A starting point is to articulate external goals and successes that are both individual and corporate: meals fed, backpacks made, community service hours logged. Note: these shouldn’t be exclusively church initiatives. Rather, they should be done in partnership with all kinds of organizations. What are some other ways we ‘keep score’?

Prayer
Look for (and track) ways the congregation can be externally focused in prayer. How? Prayer walking, prayer cards for families who receive backpacks for school, community prayer times, prayer booths/boxes, prayer for the lost, praying for the community in worship services, but my favorite is prayer-scaping. One church staff sent each of their leaders to a part of their city and they were to ask God, “Help me see what you see.” It transformed their staff so much that they sent their people out on a Sunday morning to do the same thing.

People
This is developing a member culture and turning it into a missionary culture.
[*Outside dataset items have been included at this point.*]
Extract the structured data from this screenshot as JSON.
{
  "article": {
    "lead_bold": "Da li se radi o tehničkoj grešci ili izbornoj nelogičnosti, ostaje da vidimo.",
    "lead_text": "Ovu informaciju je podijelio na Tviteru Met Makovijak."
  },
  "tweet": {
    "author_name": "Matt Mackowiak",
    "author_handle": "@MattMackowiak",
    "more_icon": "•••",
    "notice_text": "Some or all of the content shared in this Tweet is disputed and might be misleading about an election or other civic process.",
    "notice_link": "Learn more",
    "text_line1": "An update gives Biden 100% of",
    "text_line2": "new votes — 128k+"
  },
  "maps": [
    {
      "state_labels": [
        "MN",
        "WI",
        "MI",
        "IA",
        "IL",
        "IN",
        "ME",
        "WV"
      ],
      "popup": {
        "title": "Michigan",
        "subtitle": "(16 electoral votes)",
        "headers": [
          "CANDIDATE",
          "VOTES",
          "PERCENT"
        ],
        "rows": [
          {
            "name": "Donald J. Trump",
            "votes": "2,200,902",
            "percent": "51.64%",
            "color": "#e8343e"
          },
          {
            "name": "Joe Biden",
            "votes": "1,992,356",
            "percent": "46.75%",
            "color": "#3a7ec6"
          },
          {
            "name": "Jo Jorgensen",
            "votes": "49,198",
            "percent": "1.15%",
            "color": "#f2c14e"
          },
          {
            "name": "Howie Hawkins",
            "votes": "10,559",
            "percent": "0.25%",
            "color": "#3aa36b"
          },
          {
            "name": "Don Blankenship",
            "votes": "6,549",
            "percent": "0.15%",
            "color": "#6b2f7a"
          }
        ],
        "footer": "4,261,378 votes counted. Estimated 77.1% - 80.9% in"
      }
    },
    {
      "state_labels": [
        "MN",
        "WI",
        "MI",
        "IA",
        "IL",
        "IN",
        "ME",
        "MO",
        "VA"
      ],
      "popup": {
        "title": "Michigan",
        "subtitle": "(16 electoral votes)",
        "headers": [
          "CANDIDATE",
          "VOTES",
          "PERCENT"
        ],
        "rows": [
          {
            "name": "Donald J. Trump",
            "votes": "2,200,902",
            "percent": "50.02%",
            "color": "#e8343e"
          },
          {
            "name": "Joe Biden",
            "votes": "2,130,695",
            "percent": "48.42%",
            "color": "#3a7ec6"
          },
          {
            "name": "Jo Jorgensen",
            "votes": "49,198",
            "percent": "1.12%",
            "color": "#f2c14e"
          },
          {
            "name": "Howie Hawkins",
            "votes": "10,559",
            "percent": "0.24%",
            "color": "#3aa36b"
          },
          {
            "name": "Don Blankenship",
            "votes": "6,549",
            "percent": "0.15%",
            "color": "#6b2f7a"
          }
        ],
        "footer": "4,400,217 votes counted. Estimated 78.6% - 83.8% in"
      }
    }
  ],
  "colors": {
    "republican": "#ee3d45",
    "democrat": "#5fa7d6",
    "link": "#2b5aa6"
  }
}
For leaders this might mean making a community ministry responsibility part of their job description, limiting the number of church offices/roles one can take so there’s community time, insist that every group have an external community service component, put offices somewhere other than the church to get community connection, and make staff available to serve other organizations in the community (coaches, mentors, advises, etc…).

For congregants, publish community needs alongside church needs, adopt a school, provide training for people who want to serve the community, track volunteer hours and celebrate them, and assign people as missionaries to apartment complexes, etc … and support their mission in those places.